An essential step of software development is obtaining an understanding of the behaviour of a system. Accurate state models of system behaviour might help software developers build such an understanding. There exist several techniques for automatically inferring models on system behaviour using log analysis, but these do not scale well for systems that produce large amounts of logs.
In this study, we present an approach for inferring concise state models of system behaviour using log analysis, called MASM (Markov Algorithm for inferring concise State Models), which implements a Markov chain. We argue this approach has the potential for higher scalability than existing techniques, as it attempts to approximate a state model by exploiting the properties of Markov chains.
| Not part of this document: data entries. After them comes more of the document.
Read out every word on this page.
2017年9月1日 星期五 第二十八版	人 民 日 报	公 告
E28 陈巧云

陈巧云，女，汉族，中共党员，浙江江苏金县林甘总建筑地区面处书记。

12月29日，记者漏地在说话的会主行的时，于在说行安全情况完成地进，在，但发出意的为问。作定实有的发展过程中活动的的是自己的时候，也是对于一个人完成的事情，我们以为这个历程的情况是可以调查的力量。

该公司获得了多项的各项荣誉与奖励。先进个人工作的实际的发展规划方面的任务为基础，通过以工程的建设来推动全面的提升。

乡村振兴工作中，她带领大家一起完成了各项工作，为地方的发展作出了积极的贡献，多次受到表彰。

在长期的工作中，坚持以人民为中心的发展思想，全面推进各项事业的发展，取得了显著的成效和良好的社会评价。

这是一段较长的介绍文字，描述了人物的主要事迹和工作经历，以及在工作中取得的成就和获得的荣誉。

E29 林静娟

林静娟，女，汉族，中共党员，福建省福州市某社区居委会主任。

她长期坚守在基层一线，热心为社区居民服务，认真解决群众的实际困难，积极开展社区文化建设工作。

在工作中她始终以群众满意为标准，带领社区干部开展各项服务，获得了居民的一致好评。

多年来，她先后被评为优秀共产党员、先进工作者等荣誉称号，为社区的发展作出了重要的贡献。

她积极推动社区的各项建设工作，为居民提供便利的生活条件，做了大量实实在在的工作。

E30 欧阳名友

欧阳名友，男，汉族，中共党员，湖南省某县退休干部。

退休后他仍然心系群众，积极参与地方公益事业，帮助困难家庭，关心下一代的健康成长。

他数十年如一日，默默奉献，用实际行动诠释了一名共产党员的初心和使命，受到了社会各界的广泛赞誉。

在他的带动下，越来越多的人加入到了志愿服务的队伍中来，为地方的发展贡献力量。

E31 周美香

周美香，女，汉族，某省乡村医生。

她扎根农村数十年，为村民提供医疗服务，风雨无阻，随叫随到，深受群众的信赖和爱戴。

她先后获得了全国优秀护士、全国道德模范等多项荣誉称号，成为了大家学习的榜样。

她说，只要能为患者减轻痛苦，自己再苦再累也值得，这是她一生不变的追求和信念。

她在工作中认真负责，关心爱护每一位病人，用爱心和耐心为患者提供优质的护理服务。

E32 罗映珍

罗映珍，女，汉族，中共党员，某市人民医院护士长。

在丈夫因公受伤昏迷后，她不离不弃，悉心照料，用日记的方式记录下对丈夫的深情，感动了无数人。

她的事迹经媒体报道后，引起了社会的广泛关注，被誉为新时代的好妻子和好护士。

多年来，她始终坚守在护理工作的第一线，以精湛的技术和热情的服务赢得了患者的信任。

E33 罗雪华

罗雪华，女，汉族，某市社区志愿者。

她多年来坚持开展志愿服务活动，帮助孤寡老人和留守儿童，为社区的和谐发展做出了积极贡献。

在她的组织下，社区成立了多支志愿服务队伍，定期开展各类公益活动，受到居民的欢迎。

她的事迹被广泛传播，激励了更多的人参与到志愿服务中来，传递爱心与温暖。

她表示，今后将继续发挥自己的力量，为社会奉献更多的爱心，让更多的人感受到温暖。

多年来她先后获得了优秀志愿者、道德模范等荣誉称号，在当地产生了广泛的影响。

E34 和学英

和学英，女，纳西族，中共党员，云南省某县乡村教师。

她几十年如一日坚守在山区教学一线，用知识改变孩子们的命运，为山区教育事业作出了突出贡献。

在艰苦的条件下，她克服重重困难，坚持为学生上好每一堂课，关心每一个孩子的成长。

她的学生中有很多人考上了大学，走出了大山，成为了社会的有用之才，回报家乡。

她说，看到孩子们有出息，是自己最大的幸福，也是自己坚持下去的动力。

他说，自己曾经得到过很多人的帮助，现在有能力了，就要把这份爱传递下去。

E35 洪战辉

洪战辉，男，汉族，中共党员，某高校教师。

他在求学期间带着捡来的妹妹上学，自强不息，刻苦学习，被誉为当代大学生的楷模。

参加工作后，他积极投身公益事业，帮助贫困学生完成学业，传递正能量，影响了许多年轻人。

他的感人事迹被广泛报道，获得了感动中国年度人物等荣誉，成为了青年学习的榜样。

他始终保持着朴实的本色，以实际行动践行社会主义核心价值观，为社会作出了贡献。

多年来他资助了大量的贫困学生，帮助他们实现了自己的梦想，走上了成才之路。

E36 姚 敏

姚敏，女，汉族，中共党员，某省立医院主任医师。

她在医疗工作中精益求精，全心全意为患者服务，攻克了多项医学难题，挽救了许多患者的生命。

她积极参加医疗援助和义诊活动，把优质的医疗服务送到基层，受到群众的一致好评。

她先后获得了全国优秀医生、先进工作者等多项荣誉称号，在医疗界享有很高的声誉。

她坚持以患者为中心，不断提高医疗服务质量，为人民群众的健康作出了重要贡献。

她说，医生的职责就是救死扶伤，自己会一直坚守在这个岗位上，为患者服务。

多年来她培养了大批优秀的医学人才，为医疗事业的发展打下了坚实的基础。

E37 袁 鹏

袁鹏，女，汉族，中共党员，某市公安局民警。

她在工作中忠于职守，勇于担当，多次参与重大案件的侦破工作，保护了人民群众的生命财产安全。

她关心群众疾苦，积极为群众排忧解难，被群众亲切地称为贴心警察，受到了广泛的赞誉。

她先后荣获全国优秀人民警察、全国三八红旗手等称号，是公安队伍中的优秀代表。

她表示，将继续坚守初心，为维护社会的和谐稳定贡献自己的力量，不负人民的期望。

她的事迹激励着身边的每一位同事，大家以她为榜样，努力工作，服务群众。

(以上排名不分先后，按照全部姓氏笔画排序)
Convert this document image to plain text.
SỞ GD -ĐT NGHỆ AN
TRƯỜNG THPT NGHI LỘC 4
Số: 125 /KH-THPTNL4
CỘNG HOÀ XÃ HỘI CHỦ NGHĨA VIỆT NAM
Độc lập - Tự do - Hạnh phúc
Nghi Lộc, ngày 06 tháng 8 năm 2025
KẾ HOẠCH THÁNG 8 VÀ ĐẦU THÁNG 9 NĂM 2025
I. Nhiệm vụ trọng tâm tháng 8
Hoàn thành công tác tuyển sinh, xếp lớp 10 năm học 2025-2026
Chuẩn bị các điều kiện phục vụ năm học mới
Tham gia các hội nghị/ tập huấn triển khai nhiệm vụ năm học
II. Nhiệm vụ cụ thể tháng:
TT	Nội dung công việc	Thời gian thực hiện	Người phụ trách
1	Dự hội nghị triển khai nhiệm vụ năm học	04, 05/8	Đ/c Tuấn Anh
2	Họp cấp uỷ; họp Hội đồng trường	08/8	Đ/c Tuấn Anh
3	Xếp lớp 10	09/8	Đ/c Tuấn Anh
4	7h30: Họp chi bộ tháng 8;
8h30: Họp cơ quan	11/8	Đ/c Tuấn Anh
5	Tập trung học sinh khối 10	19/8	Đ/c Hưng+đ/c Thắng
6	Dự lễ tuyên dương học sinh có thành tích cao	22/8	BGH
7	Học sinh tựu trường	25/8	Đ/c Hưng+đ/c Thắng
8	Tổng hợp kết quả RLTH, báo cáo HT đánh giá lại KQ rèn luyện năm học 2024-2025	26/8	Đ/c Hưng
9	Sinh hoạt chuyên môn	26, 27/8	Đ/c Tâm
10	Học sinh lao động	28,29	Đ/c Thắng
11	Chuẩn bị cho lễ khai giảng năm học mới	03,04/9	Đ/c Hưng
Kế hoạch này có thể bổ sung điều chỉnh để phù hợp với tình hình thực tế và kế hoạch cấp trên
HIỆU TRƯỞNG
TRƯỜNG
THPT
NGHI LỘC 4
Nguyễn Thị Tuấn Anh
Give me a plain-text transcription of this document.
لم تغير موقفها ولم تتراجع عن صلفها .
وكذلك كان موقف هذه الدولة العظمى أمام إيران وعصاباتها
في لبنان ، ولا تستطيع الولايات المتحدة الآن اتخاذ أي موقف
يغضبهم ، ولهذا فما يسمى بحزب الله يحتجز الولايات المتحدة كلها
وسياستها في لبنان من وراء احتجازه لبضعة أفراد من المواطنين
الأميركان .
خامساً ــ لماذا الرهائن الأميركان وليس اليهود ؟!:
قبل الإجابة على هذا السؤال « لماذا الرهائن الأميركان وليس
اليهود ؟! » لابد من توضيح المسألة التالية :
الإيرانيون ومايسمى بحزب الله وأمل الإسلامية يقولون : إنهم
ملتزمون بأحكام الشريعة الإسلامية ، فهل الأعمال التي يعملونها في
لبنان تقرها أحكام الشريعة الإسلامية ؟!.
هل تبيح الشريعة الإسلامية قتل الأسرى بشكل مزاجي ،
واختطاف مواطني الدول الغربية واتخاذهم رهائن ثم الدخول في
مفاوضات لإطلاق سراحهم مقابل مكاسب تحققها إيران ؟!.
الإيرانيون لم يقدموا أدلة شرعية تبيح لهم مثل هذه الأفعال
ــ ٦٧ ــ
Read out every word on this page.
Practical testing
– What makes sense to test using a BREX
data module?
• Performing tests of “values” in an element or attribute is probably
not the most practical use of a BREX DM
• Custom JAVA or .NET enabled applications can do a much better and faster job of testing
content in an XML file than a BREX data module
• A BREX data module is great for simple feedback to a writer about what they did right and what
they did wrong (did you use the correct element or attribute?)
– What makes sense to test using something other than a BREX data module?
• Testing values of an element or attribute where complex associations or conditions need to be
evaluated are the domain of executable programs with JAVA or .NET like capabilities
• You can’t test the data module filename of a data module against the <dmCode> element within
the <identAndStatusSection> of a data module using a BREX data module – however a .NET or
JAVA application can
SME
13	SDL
This is achieved by considering a sequence of log statements as a stochastic process, which enables MASM to infer a naive state model from a set of log statements, which is then minimized using the properties of Markov chains.
We evaluated MASM in an empirical study on the XRP Ledger Consensus Protocol. In this empirical study, MASM was evaluated on accuracy at different compression rates, and scalability. The results indicate that MASM shows several knee points in terms of accuracy, suggesting several optimal compression rates. We also found that the run-time of MASM scales linearly with the size of the dataset. Finally, we discovered that MASM is unable to outperform a random compression algorithm, which compresses the model by randomly merging states, in terms of accuracy. However, further research is required on measuring the readability of the produced models to derive definitive conclusions on the performance of MASM compared to a random compression algorithm.